Considerando che ridurre la “massa sospesa” di un veicolo è comunque importante per migliorarne prestazioni e guidabilità, e che le sospensioni ci aiutano a compensare gli eventuali “sovrappesi” (argomenti che certamente affronteremo nei prossimi articoli), in questo articolo voglio affrontare l’aspetto della “massa non sospesa” che, secondo me, è sicuramente più complesso, ma che aiuta a comprendere alcuni concetti chiave dell’argomento “masse”.
Ridurre la massa non sospesa, può essere riassunto semplicemente in: Minore è il peso della massa non sospesa e migliore sarà la capacità dei pneumatici di rimanere a contatto con il fondo stradale.
ll concetto di “inerzia” che determina la “tendenza di un corpo a mantenere il proprio stato di quiete o di moto rettilineo uniforme” ci aiuta a capire quello che avviene “sotto” alla moto quando questa è in movimento.

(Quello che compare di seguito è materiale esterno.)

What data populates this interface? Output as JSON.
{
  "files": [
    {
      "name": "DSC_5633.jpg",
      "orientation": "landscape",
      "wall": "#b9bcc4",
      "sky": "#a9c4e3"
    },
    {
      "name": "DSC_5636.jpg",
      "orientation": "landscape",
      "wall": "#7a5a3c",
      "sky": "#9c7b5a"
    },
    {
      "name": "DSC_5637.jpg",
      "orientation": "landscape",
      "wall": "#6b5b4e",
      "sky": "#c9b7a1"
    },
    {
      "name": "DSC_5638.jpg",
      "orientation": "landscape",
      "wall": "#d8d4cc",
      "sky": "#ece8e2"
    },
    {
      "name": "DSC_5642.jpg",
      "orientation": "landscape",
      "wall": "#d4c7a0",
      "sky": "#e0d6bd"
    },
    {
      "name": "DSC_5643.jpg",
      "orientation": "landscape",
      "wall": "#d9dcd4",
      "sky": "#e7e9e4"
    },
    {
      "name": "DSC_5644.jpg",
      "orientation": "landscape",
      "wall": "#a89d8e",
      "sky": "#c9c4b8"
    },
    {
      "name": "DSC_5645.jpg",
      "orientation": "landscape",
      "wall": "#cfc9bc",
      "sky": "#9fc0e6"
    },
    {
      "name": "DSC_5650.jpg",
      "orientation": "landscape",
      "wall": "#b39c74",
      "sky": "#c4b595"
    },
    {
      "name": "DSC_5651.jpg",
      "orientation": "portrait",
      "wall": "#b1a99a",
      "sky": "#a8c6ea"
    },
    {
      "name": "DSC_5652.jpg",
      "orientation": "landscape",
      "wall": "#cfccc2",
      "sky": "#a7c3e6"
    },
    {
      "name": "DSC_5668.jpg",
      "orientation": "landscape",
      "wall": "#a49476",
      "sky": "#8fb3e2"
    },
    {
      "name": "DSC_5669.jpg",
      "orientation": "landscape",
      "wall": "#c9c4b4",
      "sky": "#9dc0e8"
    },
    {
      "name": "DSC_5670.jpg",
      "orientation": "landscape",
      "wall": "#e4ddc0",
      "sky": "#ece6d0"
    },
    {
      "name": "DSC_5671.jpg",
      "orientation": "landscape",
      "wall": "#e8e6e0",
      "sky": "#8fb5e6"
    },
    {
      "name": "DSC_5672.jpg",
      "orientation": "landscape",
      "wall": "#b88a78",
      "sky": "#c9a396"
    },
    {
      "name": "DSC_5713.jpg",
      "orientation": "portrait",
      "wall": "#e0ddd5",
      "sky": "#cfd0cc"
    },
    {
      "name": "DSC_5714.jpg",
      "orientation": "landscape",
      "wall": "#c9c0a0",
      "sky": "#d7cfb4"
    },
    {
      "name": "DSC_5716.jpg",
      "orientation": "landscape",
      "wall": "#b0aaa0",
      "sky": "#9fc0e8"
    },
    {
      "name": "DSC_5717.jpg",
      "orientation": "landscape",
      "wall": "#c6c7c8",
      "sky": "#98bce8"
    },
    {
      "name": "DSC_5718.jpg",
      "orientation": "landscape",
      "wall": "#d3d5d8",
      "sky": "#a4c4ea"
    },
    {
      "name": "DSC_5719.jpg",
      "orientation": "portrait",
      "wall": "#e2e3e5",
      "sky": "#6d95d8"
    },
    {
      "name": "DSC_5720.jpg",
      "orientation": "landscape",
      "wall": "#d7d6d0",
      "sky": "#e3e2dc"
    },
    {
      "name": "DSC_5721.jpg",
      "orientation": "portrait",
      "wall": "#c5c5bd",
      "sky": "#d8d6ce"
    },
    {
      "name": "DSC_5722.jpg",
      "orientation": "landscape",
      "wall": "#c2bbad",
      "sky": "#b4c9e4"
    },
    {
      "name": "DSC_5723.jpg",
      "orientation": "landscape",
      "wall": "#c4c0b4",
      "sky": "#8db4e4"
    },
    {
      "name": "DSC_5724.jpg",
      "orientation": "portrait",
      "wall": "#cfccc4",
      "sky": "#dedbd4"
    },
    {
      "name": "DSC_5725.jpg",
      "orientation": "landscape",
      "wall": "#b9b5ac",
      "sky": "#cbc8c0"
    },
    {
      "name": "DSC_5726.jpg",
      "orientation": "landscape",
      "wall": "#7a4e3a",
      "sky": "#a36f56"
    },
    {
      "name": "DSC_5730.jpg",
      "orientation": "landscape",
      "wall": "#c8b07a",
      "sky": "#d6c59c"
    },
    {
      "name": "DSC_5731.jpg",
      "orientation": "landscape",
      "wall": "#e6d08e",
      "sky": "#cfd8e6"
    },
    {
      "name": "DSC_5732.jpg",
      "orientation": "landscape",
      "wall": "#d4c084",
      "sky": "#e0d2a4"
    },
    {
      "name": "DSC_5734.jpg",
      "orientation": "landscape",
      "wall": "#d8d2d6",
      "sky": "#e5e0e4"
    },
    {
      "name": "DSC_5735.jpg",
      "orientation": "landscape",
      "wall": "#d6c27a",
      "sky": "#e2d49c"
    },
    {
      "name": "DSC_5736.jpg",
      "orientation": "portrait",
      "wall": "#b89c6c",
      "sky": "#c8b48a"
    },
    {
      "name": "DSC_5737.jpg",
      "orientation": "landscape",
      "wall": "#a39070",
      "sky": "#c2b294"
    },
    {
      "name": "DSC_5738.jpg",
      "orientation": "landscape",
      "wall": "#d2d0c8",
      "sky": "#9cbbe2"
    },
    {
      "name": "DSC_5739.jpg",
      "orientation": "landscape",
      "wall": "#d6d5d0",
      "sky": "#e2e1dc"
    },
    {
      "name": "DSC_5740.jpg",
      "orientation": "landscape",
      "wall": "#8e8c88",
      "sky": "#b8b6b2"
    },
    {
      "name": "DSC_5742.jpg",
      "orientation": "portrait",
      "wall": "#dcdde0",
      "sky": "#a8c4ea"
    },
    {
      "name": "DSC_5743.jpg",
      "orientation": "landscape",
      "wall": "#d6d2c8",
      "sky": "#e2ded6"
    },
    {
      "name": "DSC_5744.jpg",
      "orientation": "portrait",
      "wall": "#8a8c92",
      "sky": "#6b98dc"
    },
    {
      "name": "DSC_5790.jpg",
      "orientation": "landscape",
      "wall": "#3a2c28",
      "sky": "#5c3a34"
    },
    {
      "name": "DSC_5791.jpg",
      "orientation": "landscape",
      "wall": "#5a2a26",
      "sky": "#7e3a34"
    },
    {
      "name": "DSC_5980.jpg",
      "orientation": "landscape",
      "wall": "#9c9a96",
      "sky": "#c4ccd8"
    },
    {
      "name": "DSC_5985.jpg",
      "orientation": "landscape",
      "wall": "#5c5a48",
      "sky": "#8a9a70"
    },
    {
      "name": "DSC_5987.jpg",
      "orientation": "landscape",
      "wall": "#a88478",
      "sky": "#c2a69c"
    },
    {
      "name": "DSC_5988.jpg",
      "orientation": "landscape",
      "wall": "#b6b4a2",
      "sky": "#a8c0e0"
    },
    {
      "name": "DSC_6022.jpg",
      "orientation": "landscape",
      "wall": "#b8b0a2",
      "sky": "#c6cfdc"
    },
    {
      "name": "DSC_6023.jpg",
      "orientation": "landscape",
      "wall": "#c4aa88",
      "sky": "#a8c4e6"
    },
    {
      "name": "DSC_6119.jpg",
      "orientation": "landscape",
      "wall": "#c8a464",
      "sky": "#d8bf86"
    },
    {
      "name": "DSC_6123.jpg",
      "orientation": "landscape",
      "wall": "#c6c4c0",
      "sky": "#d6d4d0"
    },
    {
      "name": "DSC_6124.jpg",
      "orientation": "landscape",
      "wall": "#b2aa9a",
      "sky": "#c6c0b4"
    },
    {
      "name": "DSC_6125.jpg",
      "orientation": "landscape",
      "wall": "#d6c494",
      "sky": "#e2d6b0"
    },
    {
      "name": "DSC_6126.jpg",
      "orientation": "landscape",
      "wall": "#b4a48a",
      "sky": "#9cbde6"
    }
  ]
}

In pratica, quando un veicolo procede ad una data velocità, le asperità stradali producono una conseguente variazione di velocità, lungo l’asse delle sospensioni, alla “massa non sospesa” (pneumatici, cerchi, dischi, pastiglie, foderi delle forcelle, forcellone, etc.), sollecitando la molla degli ammortizzatori. Tanto maggiore sarà la velocità del veicolo, tanto più la massa non sospesa complessiva produrrà sollecitazioni alla molla che tenderanno a “staccare” la ruota dal suolo.
Da questo l’importanza di ricercare soluzioni (tecniche e tecnologiche) per ridurre al minimo questo fenomeno e mantenere il veicolo stabile.